= Dilworth, Oklahoma =

Dilworth was one of the many oil boomtowns created in Kay County, Oklahoma during the early part of the 20th Century. It was located about 10.5 miles northwest of Newkirk, the county seat, or about 14 miles by present-day roads. While it is now designated a Populated Place, it is considered a ghost town.

==History==
Dilworth was founded about November 1916, in a booming oil field variously known as the Blackwell field or the Dilworth field. In that same year, the Oil Fields Short Line Railroad was completed into Dilworth from a connection point called Clifford off the St. Louis-San Francisco Railway. 1916 also saw Dilworth get its own weekly newspaper, the Dilworth New Era, which on its masthead called Dilworth “The City of the Flowing Gold,” and placed the town “in the Heart of the Oil Fields.” A Post Office opened in April 1917. A vote to incorporate as the Town of Dilworth passed in late October 1917, and the first town ordinances were promulgated in March 1918. The population of Dilworth climbed to several thousand. At one time it had a grain elevator, 4 or 5 business houses, 2 stores, a lumber yard, a Doctor's office, and a garage. A panorama photograph of Dilworth circa 1925 shows a substantial little town had been constructed.

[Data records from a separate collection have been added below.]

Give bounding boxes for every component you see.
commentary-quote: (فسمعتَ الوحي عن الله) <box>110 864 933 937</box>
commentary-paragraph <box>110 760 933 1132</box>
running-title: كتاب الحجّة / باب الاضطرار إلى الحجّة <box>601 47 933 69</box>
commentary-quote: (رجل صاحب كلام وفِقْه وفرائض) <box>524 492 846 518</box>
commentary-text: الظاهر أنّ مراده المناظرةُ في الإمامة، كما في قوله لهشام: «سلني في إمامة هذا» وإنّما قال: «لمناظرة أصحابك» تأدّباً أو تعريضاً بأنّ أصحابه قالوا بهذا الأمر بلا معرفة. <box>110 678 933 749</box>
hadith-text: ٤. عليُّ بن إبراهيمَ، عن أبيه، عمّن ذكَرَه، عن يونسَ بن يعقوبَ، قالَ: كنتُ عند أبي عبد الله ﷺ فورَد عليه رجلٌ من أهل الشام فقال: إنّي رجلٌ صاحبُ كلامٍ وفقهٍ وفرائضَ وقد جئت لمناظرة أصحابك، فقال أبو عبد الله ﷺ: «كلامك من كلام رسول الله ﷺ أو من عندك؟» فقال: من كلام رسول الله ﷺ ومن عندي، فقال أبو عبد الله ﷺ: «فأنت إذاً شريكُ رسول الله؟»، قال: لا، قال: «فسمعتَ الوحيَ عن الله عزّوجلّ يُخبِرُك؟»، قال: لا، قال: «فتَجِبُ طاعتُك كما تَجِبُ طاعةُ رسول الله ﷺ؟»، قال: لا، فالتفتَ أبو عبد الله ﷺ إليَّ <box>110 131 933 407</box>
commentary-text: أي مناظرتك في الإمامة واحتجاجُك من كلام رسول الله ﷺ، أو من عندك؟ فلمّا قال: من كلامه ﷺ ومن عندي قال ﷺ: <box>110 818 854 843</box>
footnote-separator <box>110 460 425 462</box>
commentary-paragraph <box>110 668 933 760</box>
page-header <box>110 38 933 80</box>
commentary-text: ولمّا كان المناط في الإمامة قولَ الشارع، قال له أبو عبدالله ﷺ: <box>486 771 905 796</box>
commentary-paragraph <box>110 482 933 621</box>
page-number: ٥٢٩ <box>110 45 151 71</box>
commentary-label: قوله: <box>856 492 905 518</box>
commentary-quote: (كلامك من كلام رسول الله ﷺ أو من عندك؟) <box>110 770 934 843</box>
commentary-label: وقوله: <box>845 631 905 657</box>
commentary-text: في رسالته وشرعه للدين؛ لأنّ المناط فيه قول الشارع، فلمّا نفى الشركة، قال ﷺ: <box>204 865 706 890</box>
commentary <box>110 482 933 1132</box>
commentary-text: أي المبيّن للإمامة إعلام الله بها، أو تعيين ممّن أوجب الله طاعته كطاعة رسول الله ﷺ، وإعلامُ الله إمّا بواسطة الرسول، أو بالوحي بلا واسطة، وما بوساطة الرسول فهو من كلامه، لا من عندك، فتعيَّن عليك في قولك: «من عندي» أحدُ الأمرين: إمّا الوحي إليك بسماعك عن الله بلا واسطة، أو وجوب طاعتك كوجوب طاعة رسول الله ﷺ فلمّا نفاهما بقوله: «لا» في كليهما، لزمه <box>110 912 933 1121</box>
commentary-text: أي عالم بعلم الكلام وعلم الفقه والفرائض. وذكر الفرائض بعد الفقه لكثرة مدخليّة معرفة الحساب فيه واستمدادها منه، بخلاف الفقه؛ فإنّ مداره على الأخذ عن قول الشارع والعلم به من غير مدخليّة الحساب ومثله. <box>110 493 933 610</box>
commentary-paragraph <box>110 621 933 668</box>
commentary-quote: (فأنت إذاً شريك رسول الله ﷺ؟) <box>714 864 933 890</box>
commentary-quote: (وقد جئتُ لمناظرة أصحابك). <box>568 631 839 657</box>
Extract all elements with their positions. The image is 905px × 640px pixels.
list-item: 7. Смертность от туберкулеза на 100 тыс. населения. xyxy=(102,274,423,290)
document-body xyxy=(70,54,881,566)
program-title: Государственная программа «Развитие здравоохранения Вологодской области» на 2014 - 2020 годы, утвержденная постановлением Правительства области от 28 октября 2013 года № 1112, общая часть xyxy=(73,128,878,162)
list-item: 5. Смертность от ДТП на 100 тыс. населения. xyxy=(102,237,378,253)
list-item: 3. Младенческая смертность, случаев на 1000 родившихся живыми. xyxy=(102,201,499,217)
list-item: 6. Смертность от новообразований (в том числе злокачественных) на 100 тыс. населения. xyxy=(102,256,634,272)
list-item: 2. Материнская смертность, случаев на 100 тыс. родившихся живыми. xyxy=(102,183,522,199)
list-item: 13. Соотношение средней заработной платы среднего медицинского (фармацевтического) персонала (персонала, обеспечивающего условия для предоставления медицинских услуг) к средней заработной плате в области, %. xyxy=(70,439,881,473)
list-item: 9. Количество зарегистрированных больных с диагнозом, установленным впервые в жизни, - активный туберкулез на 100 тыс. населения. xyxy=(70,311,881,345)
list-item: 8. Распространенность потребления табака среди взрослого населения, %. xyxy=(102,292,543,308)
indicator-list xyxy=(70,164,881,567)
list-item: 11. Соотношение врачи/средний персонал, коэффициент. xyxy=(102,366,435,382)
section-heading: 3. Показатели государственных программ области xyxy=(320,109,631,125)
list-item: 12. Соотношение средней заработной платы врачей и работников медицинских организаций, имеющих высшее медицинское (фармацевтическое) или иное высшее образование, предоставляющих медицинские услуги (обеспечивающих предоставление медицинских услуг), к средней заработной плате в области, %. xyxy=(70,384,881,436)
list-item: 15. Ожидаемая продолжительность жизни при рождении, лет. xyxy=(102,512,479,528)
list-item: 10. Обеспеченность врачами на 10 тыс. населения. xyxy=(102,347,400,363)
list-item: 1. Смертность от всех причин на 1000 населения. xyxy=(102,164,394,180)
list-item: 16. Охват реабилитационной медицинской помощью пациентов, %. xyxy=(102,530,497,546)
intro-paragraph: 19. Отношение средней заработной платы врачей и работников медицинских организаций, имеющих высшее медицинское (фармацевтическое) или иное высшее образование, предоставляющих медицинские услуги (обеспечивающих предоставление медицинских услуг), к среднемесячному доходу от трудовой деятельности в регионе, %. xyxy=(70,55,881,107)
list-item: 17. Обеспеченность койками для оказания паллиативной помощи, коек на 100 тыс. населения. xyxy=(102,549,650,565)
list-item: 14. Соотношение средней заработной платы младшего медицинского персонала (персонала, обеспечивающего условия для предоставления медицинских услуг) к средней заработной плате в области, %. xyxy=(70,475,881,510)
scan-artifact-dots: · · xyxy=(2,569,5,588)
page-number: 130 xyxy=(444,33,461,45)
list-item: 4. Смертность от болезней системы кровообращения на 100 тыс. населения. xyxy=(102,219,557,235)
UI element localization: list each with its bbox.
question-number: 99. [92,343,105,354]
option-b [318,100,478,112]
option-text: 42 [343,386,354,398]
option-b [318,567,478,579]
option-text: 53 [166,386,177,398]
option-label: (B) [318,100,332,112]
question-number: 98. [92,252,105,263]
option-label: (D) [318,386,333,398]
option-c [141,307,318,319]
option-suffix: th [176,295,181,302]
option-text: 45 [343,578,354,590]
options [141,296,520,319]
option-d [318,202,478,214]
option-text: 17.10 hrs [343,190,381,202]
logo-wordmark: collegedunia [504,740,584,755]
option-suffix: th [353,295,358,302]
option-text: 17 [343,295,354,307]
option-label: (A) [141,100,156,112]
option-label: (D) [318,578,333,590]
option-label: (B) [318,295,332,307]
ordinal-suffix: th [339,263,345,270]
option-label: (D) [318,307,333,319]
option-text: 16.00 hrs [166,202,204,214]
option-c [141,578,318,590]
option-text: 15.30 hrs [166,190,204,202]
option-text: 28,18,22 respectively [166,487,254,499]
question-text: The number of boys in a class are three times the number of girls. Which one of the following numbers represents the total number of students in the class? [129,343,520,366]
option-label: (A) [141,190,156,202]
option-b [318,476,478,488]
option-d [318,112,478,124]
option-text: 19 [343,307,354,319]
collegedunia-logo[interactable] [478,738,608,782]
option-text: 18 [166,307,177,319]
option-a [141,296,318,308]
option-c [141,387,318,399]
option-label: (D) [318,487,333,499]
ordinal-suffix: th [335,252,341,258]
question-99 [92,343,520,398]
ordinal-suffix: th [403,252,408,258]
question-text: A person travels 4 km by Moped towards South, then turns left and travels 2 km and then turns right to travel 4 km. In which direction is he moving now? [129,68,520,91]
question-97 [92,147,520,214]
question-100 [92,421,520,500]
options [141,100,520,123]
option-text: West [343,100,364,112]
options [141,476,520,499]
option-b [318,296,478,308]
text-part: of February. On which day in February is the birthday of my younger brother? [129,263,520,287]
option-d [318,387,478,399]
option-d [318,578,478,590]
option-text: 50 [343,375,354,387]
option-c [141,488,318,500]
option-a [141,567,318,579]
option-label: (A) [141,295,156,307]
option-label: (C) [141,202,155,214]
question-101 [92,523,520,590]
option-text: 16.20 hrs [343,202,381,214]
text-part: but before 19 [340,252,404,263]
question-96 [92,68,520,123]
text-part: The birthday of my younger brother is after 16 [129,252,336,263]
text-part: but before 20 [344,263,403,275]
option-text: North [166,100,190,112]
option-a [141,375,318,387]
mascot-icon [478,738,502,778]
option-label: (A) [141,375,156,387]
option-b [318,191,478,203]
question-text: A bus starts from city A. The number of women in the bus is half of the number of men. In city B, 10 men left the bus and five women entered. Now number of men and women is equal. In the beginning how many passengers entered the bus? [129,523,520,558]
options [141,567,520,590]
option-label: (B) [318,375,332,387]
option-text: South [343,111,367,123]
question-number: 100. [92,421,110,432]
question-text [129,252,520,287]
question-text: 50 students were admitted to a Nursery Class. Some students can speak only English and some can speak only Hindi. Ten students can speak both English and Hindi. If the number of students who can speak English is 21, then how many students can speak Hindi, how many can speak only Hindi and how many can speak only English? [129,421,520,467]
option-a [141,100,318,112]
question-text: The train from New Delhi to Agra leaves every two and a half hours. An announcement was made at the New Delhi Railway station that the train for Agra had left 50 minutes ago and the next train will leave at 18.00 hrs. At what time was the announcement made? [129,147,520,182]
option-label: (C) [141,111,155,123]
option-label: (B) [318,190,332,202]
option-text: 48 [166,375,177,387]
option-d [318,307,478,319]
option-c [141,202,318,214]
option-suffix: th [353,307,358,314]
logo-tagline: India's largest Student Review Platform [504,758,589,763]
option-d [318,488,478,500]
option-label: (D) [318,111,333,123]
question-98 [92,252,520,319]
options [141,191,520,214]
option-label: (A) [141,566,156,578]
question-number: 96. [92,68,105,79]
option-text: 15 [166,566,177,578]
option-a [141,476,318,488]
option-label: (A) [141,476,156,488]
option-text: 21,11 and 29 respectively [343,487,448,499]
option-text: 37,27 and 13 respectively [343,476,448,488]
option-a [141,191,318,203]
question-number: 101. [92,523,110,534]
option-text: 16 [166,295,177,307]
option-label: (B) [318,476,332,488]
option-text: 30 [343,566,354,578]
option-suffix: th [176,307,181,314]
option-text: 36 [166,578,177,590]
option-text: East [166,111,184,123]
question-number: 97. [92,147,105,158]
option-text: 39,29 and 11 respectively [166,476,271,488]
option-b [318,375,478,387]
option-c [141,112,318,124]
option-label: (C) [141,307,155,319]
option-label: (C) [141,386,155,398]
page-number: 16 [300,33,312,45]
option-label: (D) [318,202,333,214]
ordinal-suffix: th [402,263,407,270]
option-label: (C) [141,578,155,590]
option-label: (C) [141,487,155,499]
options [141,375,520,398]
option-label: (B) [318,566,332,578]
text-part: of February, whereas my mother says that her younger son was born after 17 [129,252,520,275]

However, the boom was short lived. By the end of 1923, the population was down to about 50, and the Oil Fields Short Line Railroad, by then losing money, abandoned the route into Dilworth. In March 1929, the Newkirk Herald-Journal reported Dilworth was on the verge of losing its Post Office, and that the town which was once the “oil capitol of the county” had dropped into the class of Kay County's ghost oil towns.